Edelstahlbewehrung für neues Stadtviertel
Eine besonders herausfordernde Aufgabe übernimmt die Bewehrung aus nichtrostendem Stahl bei der jüngsten Aufschüttung eines Stadtviertels im Fürstentum Monaco. Der Zwergstaat erschafft dadurch ein neues Stadtviertel mit einer Fläche von sechs Hektar an der Mittelmeerküste. Für diesen maritimen Erweiterungsbau wurden Betonpfeiler in 50 Meter Tiefe geschossen und der Bereich des zurückgewonnenen Landes von 18 Stahlbeton-Senkkästen umgeben. Diese extrem stabilen Kästen müssen dem Wellengang und dem aggressiven Meeresklima standhalten und markieren die neue Uferlinie. Die 18, jeweils 24 Meter hohen, 30 Meter breiten und 10.000 Tonnen schweren Betonkästen wurden in ein aus Beton gegossenes Fundament eingesetzt. Zur nachhaltigen Verstärkung der 700 Millimeter dicken Außenwände und 350 bis 400 Millimeter dicken Innenwände, die die Kammern dieses Betonkastenbollwerks unterteilen, kamen über 4.000 Tonnen Bewehrungsstäbe aus dem hoch korrosionsbeständigen Duplex-Stahl 1.4362 zum Einsatz.

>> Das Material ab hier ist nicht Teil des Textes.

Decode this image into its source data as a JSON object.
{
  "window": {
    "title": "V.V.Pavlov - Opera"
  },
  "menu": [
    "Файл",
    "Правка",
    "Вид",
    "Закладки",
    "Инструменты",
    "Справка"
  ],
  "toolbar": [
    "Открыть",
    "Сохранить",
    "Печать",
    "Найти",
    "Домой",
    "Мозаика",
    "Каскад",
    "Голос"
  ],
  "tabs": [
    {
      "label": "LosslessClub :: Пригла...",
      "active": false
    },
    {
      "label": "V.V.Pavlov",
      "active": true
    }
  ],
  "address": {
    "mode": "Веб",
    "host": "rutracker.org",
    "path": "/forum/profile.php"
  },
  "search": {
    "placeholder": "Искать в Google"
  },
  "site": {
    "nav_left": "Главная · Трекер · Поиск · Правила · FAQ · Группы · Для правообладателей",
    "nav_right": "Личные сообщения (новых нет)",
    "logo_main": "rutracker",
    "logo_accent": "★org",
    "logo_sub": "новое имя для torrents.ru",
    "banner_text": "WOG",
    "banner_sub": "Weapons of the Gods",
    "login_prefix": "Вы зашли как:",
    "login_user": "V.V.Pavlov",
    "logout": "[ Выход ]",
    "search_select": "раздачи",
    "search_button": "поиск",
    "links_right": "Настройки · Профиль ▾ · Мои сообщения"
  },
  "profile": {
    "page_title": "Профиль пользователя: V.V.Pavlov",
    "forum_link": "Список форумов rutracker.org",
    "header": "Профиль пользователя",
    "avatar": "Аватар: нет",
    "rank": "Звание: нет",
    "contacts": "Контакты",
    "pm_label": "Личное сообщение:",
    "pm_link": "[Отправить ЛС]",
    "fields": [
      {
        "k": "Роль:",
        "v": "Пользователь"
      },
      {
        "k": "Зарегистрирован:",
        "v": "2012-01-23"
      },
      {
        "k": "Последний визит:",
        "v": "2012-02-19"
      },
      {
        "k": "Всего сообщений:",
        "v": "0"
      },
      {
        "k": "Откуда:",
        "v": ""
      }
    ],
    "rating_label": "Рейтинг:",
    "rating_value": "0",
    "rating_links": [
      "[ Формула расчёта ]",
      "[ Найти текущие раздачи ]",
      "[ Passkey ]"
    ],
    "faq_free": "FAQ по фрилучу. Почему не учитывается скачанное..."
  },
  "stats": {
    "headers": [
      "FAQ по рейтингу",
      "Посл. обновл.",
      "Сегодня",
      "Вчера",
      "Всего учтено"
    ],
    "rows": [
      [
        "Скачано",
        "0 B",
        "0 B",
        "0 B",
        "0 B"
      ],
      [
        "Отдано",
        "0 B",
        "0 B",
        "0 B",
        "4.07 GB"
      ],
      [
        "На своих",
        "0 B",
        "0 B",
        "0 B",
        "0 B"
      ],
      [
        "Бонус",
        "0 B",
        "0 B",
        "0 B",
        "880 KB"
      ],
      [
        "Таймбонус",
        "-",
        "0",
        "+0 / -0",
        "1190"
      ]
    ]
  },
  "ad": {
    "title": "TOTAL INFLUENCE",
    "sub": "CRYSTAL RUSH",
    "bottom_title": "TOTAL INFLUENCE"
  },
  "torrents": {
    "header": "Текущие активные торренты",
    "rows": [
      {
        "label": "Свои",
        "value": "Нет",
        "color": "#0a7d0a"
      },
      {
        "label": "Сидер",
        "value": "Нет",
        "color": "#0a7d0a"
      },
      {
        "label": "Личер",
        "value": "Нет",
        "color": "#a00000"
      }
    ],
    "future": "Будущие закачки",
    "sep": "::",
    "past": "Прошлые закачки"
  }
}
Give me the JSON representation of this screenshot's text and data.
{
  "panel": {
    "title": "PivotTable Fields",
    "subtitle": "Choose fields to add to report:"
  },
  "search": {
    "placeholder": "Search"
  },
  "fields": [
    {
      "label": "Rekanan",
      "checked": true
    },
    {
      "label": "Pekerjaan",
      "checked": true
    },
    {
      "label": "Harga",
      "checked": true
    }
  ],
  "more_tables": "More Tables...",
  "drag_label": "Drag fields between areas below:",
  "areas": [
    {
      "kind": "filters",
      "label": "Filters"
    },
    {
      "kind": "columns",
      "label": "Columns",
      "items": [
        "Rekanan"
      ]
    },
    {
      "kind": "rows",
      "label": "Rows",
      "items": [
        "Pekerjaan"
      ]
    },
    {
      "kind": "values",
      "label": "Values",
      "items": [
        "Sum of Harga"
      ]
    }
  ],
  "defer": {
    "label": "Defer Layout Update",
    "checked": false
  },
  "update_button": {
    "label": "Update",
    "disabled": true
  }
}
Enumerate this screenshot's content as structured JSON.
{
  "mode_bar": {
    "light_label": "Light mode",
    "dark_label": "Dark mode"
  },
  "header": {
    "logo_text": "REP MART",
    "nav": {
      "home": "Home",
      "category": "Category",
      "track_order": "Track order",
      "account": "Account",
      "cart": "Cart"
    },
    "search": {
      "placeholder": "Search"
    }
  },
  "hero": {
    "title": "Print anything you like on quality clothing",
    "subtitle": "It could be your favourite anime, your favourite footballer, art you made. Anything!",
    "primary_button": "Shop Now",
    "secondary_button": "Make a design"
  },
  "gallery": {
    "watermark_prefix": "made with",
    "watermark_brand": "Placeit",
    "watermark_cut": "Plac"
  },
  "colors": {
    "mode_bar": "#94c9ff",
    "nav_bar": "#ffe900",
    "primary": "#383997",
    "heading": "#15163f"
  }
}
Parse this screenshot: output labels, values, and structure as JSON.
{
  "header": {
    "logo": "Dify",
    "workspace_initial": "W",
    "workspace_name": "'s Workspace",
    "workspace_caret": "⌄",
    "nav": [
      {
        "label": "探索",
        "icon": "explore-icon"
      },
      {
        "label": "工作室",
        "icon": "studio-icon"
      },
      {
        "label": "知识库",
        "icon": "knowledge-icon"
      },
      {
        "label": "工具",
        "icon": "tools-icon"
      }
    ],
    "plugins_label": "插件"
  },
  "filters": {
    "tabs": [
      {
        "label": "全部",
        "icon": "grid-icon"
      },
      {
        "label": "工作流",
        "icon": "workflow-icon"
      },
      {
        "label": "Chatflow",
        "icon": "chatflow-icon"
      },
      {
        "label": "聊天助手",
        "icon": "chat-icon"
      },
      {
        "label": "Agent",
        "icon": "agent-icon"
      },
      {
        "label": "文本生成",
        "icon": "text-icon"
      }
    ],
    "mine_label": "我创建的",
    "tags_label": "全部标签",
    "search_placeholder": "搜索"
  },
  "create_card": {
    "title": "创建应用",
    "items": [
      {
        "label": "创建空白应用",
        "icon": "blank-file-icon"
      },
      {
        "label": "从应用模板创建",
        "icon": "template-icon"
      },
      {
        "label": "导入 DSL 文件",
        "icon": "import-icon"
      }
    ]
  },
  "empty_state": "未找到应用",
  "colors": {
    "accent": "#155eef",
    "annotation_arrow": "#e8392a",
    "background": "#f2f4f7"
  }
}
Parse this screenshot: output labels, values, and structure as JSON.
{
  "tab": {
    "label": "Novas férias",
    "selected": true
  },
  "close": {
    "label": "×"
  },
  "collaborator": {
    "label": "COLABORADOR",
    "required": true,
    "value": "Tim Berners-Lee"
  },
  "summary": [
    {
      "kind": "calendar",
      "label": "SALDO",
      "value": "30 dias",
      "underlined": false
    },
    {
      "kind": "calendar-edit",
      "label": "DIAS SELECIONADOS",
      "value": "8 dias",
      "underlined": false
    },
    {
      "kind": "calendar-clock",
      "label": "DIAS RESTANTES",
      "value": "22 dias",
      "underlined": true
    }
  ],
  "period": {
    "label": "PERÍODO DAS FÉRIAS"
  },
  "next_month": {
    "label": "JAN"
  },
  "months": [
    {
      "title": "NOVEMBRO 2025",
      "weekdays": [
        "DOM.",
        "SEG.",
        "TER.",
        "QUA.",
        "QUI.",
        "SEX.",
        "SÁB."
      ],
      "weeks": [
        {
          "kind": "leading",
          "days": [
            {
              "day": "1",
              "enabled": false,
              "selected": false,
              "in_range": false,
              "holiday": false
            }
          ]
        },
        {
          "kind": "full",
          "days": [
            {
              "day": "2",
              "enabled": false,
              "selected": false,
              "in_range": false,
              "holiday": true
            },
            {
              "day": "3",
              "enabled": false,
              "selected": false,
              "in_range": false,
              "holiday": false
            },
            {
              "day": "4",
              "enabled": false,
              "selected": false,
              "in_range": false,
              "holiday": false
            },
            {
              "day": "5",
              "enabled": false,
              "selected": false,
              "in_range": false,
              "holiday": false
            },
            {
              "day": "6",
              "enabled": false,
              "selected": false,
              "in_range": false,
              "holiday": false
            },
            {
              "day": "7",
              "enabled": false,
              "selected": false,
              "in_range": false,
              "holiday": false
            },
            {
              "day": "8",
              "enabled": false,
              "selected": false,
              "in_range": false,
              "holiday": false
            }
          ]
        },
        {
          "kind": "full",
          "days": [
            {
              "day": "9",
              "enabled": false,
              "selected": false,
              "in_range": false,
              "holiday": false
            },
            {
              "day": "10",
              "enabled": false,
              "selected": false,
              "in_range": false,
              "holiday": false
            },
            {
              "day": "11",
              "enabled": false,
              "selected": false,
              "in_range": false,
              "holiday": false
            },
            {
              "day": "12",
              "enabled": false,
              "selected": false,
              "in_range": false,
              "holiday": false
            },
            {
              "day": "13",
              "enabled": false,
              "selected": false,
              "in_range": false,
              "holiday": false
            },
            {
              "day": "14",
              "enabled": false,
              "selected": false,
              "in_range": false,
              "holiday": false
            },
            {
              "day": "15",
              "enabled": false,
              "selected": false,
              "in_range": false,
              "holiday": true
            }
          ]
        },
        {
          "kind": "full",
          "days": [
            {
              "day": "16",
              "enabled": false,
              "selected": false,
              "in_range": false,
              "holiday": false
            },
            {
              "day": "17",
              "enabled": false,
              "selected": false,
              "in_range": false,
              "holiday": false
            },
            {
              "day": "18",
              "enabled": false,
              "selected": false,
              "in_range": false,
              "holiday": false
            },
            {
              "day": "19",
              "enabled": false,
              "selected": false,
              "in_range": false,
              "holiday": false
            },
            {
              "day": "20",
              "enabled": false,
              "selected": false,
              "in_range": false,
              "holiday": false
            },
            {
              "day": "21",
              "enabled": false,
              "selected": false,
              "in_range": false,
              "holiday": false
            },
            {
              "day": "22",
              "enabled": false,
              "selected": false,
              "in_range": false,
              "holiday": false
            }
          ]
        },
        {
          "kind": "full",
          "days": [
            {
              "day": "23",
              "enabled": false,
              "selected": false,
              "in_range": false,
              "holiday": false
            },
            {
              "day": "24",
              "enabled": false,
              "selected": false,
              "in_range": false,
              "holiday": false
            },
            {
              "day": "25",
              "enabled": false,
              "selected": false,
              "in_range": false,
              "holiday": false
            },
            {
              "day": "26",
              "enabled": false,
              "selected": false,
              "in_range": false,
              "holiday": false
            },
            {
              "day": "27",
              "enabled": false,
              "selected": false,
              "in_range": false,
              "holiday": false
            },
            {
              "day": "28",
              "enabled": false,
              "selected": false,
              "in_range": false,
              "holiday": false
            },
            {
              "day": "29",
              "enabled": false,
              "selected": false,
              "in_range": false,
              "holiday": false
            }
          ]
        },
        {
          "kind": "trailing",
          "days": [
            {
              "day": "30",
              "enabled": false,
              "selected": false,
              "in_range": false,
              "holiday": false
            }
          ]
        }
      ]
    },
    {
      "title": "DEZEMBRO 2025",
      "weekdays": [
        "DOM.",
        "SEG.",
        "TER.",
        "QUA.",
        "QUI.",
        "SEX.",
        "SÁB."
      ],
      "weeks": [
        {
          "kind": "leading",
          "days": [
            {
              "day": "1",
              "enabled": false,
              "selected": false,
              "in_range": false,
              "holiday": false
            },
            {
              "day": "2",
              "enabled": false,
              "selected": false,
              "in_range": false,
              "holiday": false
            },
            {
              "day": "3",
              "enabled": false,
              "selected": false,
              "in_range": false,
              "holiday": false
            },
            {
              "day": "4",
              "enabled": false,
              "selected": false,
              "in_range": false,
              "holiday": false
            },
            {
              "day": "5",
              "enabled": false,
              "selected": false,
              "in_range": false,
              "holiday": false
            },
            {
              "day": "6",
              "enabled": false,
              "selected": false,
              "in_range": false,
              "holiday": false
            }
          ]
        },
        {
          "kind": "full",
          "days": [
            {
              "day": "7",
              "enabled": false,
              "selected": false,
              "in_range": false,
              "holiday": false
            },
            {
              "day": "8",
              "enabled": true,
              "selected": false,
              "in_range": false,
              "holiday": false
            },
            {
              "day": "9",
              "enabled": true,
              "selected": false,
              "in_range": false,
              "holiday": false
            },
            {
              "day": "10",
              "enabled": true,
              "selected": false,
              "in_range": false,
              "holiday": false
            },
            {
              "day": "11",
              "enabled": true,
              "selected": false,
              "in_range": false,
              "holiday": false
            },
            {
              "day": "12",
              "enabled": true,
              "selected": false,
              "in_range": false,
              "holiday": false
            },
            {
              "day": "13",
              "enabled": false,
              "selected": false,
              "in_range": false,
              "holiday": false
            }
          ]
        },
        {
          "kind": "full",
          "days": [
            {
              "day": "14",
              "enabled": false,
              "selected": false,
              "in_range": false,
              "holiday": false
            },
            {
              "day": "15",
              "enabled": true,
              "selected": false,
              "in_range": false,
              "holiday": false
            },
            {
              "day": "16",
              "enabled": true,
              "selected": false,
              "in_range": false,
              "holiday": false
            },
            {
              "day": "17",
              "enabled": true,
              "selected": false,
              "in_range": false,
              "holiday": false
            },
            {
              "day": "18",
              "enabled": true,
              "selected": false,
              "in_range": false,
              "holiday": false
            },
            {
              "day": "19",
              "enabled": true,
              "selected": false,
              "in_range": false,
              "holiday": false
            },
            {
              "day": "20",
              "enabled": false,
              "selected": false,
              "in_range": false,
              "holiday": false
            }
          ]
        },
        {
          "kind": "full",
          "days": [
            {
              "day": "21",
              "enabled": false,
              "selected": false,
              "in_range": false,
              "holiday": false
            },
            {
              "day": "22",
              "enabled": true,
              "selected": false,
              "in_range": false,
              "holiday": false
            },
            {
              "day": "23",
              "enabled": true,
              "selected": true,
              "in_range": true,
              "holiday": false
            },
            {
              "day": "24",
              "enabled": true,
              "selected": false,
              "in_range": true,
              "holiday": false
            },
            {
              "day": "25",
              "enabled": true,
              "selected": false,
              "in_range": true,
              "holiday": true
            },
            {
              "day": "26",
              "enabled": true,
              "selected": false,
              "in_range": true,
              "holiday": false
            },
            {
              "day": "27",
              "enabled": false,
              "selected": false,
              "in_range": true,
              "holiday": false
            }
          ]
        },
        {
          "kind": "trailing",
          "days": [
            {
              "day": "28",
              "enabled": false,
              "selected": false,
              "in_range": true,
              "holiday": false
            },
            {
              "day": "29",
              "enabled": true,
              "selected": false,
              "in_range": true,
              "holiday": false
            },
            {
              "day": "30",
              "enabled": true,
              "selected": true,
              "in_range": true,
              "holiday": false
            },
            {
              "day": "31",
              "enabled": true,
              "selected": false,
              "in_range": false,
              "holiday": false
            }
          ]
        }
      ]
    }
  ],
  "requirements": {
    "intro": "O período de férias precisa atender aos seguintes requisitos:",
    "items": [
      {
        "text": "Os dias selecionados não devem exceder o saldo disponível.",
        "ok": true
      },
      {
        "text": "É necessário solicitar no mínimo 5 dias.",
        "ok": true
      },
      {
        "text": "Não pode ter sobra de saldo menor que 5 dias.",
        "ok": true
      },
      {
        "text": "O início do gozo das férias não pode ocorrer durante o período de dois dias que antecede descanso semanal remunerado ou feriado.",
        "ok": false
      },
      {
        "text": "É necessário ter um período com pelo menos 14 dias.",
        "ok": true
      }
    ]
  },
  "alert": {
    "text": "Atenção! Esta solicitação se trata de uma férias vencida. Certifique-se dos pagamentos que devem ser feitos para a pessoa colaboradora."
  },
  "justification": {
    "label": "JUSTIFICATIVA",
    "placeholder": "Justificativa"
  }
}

Lebensdauerberechnungen und Mischbewehrung
Betonbewehrungen aus anwendungsbezogen legiertem Edelstahl gewährleisten in aggressiven Umgebungen jahrzehntelangen Korrosionsschutz für kritische Komponenten. Dabei ist eine kostengünstige Mischbewehrung ohne Risiko einer Kontaktkorrosion im gleichen Bauteil möglich: Chloridbelastete Bereiche werden durch nichtrostende Stähle in objektbezogener Legierung bewehrt, während in weniger kritischen Bereichen üblicher Betonstahl zum Einsatz kommt. Ein entsprechend intelligent erstellter Bewehrungsplan wirkt sich positiv auf die gesamten Baukosten und Baustoffmengen aus, ohne die Korrosionsbeständigkeit des Projektes zu beeinträchtigen. Nichtrostende Stähle erschließen durch ihre hohe Festigkeit und die dadurch gegebene Möglichkeit einer weniger dicken Betondeckung nahezu unbegrenzte Konstruktionsvielfalt. Zugleich ermöglichen sie im Vergleich zu üblicher Stahlbewehrung erhebliche Kostensenkungen, wenn nicht nur die Anschaffungskosten, sondern auch die gesamten Betriebskosten für Instandhaltung, Reparaturen, Erneuerung korrodierter Stähle oder Beschichtungssysteme während der angestrebten Lebensdauer eingerechnet werden. Durch das Zusammenspiel von Dauerhaftigkeit, geringerem Materialeinsatz und damit auch geringerem Transportvolumen leistet nichtrostende Betonbewehrung nicht zuletzt einen wichtigen Beitrag zu nachhaltigem Bauen.